Restoring the Target of EGFR Inhibitors
E-cadherin is a cell-surface protein that associates with EGFR. Loss of E-cadherin is a hallmark of the epithelial-mesenchymal transition (EMT), a process by which the epithelial cell transitions from a normal epithelial histology and acquires more “tumorlike” features (e.g., enhanced migration, loss of cell-cell adhesion properties). Recent work has demonstrated that E-cadherin levels correlate with lung cancer cell sensitivity to EGFR inhibitors, with cells that lack E-cadherin being resistant (more mesenchymal-like) and cells expressing E-cadherin being sensitive (more epithelial-like). E-cadherin expression is in part controlled by a repressor protein complex that typically contains the SNDX-275 targets HDAC 1 combined with HDAC 2 or 3. These HDAC-containing complexes "lock" the promoter governing E-cadherin and prevent its expression.
HDAC inhibition in lung cancer cell lines, using SNDX-275 to inhibit the repressor complex, led to reactivation of E-cadherin and ErbB3 (another protein involved in EGFR signaling) expression. When EGFR inhibitor–resistant cell lines that lack EGFR mutation and gene amplification were treated sequentially with SNDX-275 followed by an EGFR inhibitor, a synergistic effect on growth inhibition and apoptosis was detected. This increase in cell death was similar to what was detected in the EGFR mutant cell line H3255 treated with EGFR inhibitor alone. In this study, SNDX-275 therefore modified the tumor phenotype, leading to restoration of the target for the targeted therapy.1
Based on these findings, a clinical study of SNDX-275 in combination with erlotinib in non-small-cell lung cancer is currently in progress.
Restoring the Target of Aromatase Inhibitors and Antiestrogens
Estrogen signaling is a key driver of breast cancer cell growth, and targeting this pathway is an effective method of treatment as well as preventive care. There are two isoforms of the estrogen receptor, ERα and ERβ, with ERα mediating the growth properties of breast cancer cells. Aromatase inhibitors function by blocking the production of estrogen in peripheral tissues, resulting in the removal of the proliferative effects of estrogen on breast cancer cells. Despite their improved efficacy compared to tamoxifen, acquired and de novo resistance to AIs is observed.
A variety of resistance mechanisms have been shown to occur in tumor cells resistant to AIs, including epigenetic and growth factor signaling driven loss of ERα expression, activated growth factor signaling pathways, constitutive NFκB activation, estrogen-independent tumor growth, hypersensitivity of tumor cells to low estrogen concentrations, and cyclin D1 over-expression. HDAC inhibitors are one class of compounds that have been shown to inhibit these resistance mechanisms.

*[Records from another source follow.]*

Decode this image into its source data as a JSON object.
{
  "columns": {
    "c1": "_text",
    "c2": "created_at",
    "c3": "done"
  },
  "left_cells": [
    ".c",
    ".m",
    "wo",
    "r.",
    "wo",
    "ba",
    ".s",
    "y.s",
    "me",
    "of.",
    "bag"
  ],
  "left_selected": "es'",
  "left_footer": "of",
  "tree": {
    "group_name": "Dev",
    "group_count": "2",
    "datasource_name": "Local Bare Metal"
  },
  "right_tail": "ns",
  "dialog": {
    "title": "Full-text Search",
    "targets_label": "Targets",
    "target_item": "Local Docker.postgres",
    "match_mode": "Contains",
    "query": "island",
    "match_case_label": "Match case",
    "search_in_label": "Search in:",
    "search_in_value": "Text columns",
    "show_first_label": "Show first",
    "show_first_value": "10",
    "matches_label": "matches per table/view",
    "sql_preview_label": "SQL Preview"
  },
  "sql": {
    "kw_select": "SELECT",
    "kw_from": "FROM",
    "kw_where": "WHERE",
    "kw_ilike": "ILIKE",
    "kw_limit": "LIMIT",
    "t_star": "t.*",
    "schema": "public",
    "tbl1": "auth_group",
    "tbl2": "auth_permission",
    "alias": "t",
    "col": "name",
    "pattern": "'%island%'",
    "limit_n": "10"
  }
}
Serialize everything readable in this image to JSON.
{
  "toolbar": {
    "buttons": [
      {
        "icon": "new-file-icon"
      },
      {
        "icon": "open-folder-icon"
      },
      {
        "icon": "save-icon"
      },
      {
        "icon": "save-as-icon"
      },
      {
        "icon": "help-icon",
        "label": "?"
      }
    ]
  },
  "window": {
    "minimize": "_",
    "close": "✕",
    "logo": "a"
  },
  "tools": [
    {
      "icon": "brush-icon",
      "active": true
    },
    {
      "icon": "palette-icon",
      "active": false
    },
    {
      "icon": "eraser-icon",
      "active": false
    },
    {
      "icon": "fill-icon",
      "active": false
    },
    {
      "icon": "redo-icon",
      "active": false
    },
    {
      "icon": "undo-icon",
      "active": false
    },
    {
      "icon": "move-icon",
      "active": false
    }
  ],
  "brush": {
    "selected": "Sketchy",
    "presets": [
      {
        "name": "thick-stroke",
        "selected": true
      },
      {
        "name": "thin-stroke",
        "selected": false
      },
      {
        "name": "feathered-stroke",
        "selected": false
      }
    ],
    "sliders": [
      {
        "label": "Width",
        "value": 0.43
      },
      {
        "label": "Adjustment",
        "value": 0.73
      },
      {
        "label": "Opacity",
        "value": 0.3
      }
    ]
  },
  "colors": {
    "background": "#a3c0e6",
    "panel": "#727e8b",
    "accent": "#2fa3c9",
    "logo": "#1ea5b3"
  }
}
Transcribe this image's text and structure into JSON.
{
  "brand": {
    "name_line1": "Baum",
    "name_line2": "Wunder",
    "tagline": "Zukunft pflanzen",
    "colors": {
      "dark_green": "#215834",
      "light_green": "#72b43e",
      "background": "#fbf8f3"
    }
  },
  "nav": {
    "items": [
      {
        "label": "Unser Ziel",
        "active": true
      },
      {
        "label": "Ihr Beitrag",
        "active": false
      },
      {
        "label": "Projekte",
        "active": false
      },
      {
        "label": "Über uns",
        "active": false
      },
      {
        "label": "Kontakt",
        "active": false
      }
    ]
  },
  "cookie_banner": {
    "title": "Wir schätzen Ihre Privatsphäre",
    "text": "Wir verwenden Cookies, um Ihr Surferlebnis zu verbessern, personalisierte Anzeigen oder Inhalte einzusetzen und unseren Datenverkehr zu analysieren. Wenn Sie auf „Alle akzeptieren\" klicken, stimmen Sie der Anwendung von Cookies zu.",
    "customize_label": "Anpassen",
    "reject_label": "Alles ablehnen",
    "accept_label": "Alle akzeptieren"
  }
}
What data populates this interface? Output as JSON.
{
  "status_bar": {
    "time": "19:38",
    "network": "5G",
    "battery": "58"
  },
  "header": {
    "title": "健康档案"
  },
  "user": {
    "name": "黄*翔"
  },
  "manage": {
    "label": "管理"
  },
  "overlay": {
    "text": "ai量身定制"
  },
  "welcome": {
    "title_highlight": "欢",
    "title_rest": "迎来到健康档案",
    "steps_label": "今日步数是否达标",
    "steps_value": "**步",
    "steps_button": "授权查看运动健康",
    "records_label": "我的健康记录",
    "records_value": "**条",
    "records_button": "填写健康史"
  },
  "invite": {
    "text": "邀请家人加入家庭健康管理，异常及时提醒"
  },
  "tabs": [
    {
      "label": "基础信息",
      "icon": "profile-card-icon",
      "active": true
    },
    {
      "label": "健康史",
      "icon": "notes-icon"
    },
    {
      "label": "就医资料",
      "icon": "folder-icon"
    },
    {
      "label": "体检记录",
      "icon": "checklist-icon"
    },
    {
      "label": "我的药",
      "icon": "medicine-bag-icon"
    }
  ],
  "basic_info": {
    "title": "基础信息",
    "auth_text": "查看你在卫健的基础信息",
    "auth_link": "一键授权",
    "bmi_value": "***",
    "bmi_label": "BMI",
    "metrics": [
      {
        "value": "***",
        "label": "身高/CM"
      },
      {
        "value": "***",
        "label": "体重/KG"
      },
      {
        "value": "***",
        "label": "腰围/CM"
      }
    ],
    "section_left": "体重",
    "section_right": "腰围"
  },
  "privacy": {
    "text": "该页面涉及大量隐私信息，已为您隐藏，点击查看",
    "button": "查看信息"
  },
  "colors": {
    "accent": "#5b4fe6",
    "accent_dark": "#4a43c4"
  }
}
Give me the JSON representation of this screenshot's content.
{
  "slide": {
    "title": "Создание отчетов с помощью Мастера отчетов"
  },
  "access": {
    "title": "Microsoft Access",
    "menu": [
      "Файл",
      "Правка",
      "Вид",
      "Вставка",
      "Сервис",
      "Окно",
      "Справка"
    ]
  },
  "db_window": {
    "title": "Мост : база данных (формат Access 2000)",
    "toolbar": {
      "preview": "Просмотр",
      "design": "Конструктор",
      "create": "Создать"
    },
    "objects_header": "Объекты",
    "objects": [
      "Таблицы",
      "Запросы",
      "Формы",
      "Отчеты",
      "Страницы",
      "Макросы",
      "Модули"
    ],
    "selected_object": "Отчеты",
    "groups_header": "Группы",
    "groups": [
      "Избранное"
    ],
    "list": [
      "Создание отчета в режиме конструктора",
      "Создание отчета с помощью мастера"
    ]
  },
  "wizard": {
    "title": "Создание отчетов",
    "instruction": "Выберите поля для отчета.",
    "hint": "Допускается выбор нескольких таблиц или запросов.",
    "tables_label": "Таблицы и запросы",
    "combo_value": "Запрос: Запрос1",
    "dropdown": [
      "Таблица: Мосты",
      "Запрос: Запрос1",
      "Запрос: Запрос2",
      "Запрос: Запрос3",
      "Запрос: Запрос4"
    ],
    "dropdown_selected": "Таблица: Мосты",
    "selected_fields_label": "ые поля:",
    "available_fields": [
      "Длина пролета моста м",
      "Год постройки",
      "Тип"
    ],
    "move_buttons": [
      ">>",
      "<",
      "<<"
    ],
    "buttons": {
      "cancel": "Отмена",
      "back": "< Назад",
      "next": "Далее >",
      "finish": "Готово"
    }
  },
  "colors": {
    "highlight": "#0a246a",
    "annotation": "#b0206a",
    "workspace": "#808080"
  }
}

In preclinical models, treatment of breast cancer cells with SNDX-275 increases ERα and aromatase levels and restores sensitivity of cells to the aromatase inhibitor as well as other types of anti-estrogen therapies such as tamoxifen. In this study, SNDX-275 thus restored the target of therapy and responsiveness to hormonal treatment.2
Based on these data, clinical studies of SNDX-275 in combination with an aromatase inhibitor for the treatment of breast cancer are part of our program.
1 Witta SE, Gemmill RM, Hirsch FR, et al. Restoring E-cadherin expression increases sensitivity to epidermal growth factor receptor inhibitors in lung cancer cell lines. Cancer Res. 2006;66(2):944-950.
2 Sabnis GJ, Gediya LK, Njar VCO, Brodie AMH. HDAC inhibitors sensitize ER negative breast cancer cells to AIs. Paper presented at: 30th Annual Meeting of the San Antonio Breast Cancer Symposium; December 13 - 16, 2007; San Antonio, TX. Abstract # 2096.